Hi,
I am currently working on porting a large code with acc directives which consist of many part with typically the following structure:
Version A:
!$acc region
!init
do k=1,nlev
do i=1,N
a(i,k)=0.0D0
end do
end do
! first layer
do i=1,N
a(i,1)=0.1D0
end do
! vertical computation
do k=2,nlev
do i=1,N
a(i,k)=0.95D0*a(i,k-1)+exp(-2*a(i,k)**2)*a(i,k)
end do
end do
!$acc end region
of course to get a better performance one needs here to take out the i loop:
Version B
!$acc region
do i=1,N
!init
do k=1,nlev
a(i,k)=0.0D0
end do
! first layer
a(i,1)=0.1D0
! vertical computation
do k=2,nlev
a(i,k)=0.95D0*a(i,k-1)+exp(-2*a(i,k)**2)*a(i,k)
end do
end do
!$acc end region
For most of the code, only doing this loop reordering is enough to get good performance (for the most intensive part we do have to introduce some additional optimization like replacing local matrices with scalars …).

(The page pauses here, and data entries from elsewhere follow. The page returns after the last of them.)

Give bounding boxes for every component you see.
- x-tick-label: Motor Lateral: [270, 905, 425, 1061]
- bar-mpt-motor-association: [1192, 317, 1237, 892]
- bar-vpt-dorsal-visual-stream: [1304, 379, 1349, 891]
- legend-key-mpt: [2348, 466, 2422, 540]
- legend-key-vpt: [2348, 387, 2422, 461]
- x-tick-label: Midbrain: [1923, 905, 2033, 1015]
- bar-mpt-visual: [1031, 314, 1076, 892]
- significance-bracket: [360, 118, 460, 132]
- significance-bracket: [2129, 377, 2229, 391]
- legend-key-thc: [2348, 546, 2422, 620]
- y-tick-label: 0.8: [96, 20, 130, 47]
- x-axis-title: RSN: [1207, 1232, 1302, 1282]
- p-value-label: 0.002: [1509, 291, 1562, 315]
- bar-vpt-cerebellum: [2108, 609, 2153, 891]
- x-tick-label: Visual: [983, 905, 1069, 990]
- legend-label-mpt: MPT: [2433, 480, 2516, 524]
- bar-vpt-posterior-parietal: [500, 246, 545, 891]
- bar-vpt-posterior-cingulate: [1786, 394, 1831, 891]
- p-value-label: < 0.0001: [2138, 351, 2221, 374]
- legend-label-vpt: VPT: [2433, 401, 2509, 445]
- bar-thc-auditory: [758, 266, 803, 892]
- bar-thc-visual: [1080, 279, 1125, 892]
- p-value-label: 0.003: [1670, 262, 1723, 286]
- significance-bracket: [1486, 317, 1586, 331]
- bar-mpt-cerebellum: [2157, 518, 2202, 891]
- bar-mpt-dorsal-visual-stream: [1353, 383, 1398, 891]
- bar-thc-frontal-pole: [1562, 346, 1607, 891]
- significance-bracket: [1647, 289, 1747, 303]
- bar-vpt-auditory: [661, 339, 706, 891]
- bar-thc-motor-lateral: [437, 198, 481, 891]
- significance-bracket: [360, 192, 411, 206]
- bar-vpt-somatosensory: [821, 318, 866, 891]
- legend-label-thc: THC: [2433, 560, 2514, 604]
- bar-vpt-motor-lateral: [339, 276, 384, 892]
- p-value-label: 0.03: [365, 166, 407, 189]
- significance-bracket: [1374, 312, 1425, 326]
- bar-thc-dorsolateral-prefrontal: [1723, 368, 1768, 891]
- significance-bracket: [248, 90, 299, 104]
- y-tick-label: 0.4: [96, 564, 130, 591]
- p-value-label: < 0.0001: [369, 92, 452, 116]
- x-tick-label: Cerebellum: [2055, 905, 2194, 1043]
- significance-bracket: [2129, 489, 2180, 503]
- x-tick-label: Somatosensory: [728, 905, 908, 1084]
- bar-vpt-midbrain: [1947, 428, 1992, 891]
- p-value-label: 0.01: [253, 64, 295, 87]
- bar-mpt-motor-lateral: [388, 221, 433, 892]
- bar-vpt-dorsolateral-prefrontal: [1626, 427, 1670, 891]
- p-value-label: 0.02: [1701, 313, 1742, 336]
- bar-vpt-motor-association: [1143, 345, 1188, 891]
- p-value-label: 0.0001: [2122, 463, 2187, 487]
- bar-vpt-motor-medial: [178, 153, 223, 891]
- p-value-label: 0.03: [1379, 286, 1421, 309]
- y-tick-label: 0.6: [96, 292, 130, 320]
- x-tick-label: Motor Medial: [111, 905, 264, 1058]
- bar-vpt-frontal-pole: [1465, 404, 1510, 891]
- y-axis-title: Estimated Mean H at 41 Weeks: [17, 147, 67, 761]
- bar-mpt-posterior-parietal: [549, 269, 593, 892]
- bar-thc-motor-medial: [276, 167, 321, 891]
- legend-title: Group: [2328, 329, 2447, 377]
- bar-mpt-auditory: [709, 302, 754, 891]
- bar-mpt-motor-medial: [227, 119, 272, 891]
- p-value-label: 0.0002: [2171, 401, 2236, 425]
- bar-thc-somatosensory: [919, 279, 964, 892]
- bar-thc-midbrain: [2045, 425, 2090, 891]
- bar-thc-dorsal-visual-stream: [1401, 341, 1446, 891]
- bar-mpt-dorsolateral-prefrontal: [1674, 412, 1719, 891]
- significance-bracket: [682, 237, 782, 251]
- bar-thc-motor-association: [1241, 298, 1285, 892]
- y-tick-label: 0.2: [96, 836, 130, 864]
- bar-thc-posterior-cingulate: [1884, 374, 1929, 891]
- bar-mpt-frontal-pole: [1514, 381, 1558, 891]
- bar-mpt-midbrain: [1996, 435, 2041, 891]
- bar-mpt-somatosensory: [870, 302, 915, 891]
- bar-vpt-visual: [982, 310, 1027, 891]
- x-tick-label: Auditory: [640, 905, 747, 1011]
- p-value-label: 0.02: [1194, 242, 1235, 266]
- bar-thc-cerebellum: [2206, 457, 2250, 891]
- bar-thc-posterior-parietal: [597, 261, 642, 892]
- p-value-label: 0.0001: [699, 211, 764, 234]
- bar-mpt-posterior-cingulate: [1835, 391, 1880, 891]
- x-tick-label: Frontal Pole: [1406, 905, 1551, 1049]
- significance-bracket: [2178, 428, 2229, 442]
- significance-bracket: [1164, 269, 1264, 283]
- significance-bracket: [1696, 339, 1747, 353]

For the vast majority of the code where only this loop reordering is enough we would like to keep the same source code for the CPU and GPU version.
As said in one of the PGI insider, we could in principle have the code in version B, the compiler should be able to transform it in version A when compiling for a CPU. However we have seen that this is not always the case with all compiler and we would like to keep the source code in CPU optimize form (i.e. version A), as most users are targeting such architecture.
For the moment we are considering to have our own prepocess scripts to do this loop reordering. I was just wondering if you were considering to have such fonctionnality within the acc directives ? (Something like $acc swap (i,k) …)
Thanks,
Xavier